Bruckner : une petite introduction

Le chef d’orchestre Günter Wand[1] considérait la Septième symphonie de Bruckner comme la « rencontre avec le monde » d’un compositeur austère et solitaire, aux rapports humains et artistiques difficiles. C’est la première de ses neuf symphonies à lui valoir une reconnaissance pleine et entière, à l’âge de 60 ans. C’est sans doute aussi la première à ce point en phase avec son temps : Bruckner y combine le langage harmonique de son époque à des formes plus classiques (voire baroques) que romantiques, et à une mentalité plus médiévale que moderne.

 

Cette « rencontre avec le monde » est particulièrement perceptible dans l’adagio, qui constitue le second mouvement. Bruckner voulut y rendre un hommage posthume à Richard Wagner, maître tardif, mort pendant son écriture. C’est en effet l’érotisme des harmonies du compositeur de Tristan und Isolde qui avait incité Bruckner, dans le dernier tiers de sa vie, à s’éloigner un peu de son orgue et des rivages bien connus de la musique sacrée qu’il pratiquait jusqu’alors, pour se lancer enfin dans la composition d’une œuvre profane. Cet hommage est marqué par l’utilisation des fameux « Wagnertuben », instruments à mi-chemin entre le cor et le saxhorn, conçus à la demande de Wagner pour L’Or du Rhin.

 

La dimension funèbre de cet adagio est également perceptible à l’apogée du mouvement, lorsque revient pour la dernière fois la séquence harmonique qui le scande.

 

Bruckner y cite son propre Te Deum, composé tandis qu’il travaillait à sa Septième symphonie : il y reprend la progression harmonique soutenant les mots « non confondar in aeternum ». On retrouve ici la foi profonde de Bruckner, musicien d’église, qui ne cesse jamais d’irriguer ses symphonies. Car pour Bruckner, seule une absolue confiance en Dieu permet de ne pas se perdre dans l’éternité.

 

On peut aussi entendre dans cette progression une allusion au « Lacrimosa » du Requiem de Mozart (lorsque le choeur chante « qua resurget ex favilla judicandus homo reus »« quand renaît de ses cendres l’homme pêcheur sur le point d’être jugé »), que Bruckner considérait comme le sommet de la musique sacrée.

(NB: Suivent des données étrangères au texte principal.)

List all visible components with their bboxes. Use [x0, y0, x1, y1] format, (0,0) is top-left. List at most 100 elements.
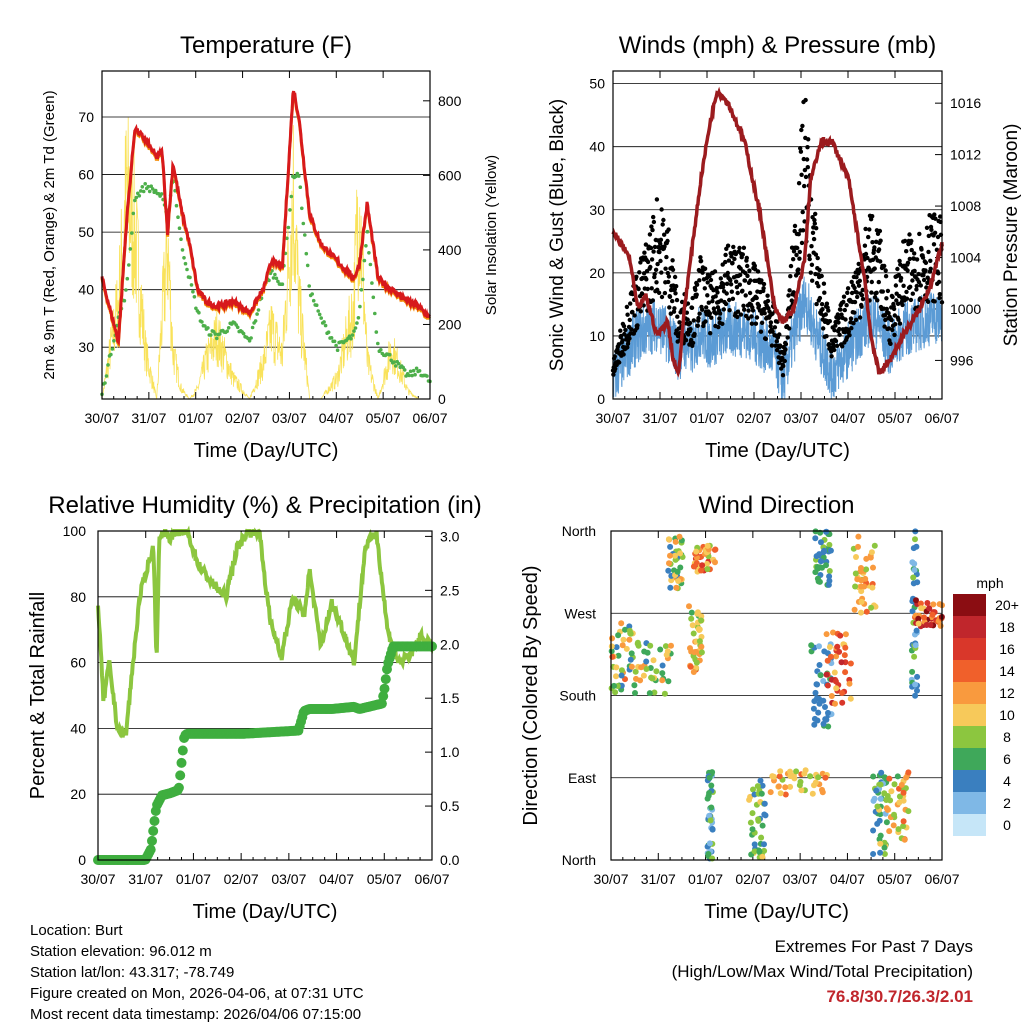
gust-point: [777, 343, 783, 348]
gust-point: [851, 321, 856, 326]
gust-point: [738, 266, 743, 271]
direction-point: [809, 790, 816, 797]
gust-point: [664, 254, 669, 260]
x-tick-label: 02/07: [736, 410, 771, 426]
gust-point: [644, 277, 649, 282]
direction-point: [705, 851, 712, 857]
direction-point: [665, 678, 672, 685]
gust-point: [710, 299, 715, 304]
gust-point: [723, 259, 728, 265]
direction-point: [618, 620, 625, 627]
dewpoint-point: [407, 373, 411, 378]
direction-point: [770, 773, 777, 780]
gust-point: [703, 319, 708, 324]
gust-point: [901, 283, 906, 288]
x-tick-label: 02/07: [224, 871, 259, 887]
direction-point: [810, 705, 817, 712]
dewpoint-point: [141, 189, 146, 194]
gust-point: [649, 224, 654, 229]
direction-point: [847, 695, 854, 702]
direction-point: [689, 622, 696, 629]
direction-point: [823, 671, 830, 678]
direction-point: [870, 851, 877, 857]
gust-point: [627, 336, 632, 341]
gust-point: [717, 316, 722, 321]
direction-point: [759, 822, 766, 829]
direction-point: [801, 770, 808, 777]
direction-point: [751, 841, 758, 848]
direction-point: [900, 823, 907, 830]
y-tick-label: North: [562, 852, 596, 868]
gust-point: [794, 252, 799, 258]
direction-point: [852, 570, 859, 577]
dewpoint-point: [191, 289, 195, 294]
gust-point: [837, 332, 842, 337]
gust-point: [747, 268, 752, 273]
gust-point: [650, 227, 655, 233]
direction-point: [852, 583, 859, 590]
direction-point: [828, 693, 835, 699]
x-tick-label: 30/07: [80, 871, 115, 887]
colorbar-swatch: [953, 616, 986, 638]
x-tick-label: 04/07: [319, 871, 354, 887]
dewpoint-point: [413, 372, 417, 377]
gust-point: [612, 354, 617, 359]
direction-point: [896, 799, 903, 806]
gust-point: [835, 312, 840, 317]
direction-point: [751, 848, 758, 855]
gust-point: [863, 251, 869, 257]
dewpoint-point: [310, 292, 315, 296]
gust-point: [783, 347, 788, 352]
direction-point: [761, 800, 768, 807]
gust-point: [797, 256, 802, 261]
gust-point: [870, 240, 875, 245]
y-tick-label: 30: [78, 339, 94, 355]
direction-point: [640, 672, 647, 679]
direction-point: [817, 672, 824, 679]
direction-point: [665, 536, 672, 543]
gust-point: [746, 316, 751, 321]
dewpoint-point: [149, 184, 153, 188]
gust-point: [787, 326, 792, 331]
direction-point: [868, 604, 875, 611]
x-tick-label: 02/07: [735, 871, 770, 887]
gust-point: [729, 289, 734, 294]
gust-point: [924, 285, 929, 290]
gust-point: [889, 317, 894, 323]
gust-point: [787, 288, 792, 293]
gust-point: [720, 321, 725, 326]
direction-point: [687, 663, 694, 670]
direction-point: [842, 631, 849, 638]
x-tick-label: 05/07: [366, 410, 401, 426]
direction-point: [750, 786, 756, 793]
gust-point: [625, 312, 630, 317]
gust-point: [620, 338, 625, 343]
dewpoint-point: [183, 261, 188, 266]
gust-point: [883, 268, 888, 273]
colorbar-swatch: [953, 594, 986, 616]
gust-point: [651, 214, 656, 220]
gust-point: [725, 270, 730, 276]
direction-point: [913, 627, 920, 634]
direction-point: [831, 669, 838, 676]
direction-point: [884, 793, 891, 799]
dewpoint-point: [131, 211, 136, 216]
dewpoint-point: [349, 336, 353, 341]
gust-point: [892, 332, 897, 338]
gust-point: [651, 219, 657, 225]
gust-point: [845, 290, 850, 295]
direction-point: [776, 773, 783, 780]
direction-point: [851, 606, 858, 613]
direction-point: [915, 620, 922, 627]
direction-point: [913, 597, 919, 604]
direction-point: [881, 851, 888, 857]
dewpoint-point: [182, 255, 186, 260]
gust-point: [666, 227, 671, 232]
direction-point: [662, 643, 669, 650]
dewpoint-point: [143, 182, 147, 186]
dewpoint-point: [273, 272, 277, 277]
gust-point: [651, 249, 656, 254]
gust-point: [811, 236, 817, 242]
direction-point: [651, 689, 658, 696]
gust-point: [821, 281, 827, 286]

S’éloignant alors des marches funèbres des seconds mouvements de Beethoven (cf. sa troisième symphonie, Héroïque), autre référence essentielle de son œuvre, Bruckner nous livrerait alors avec ce second mouvement une sorte de Requiem profane.

Ce n’est d’ailleurs pas la première fois que Bruckner fait référence à Mozart, déjà présent dans l’adagio de la Cinquième symphonie. Peut-être peut-on alors y voir une signature plus ou moins cryptée à destination d’un public initié ?

 

La musique d’Anton Bruckner relève sans doute de la randonnée au long cours – du pèlerinage ? – plus que du sprint flamboyant. Si elle peut paraître déroutante au premier abord par son aspect obstiné, presque répétitif, aussi profondément ancrée dans la terre autrichienne qu’elle peut être mystique et aérienne, nous espérons que, muni de ces quelques clés d’écoute, vous aurez envie de venir la découvrir en concert, et d’en explorer avec nous les recoins, les richesses et les profondeurs.

[1] Günter Wand (1912-2002) : chef d’orchestre allemand, dont Bruckner était l’un des compositeurs de prédilection.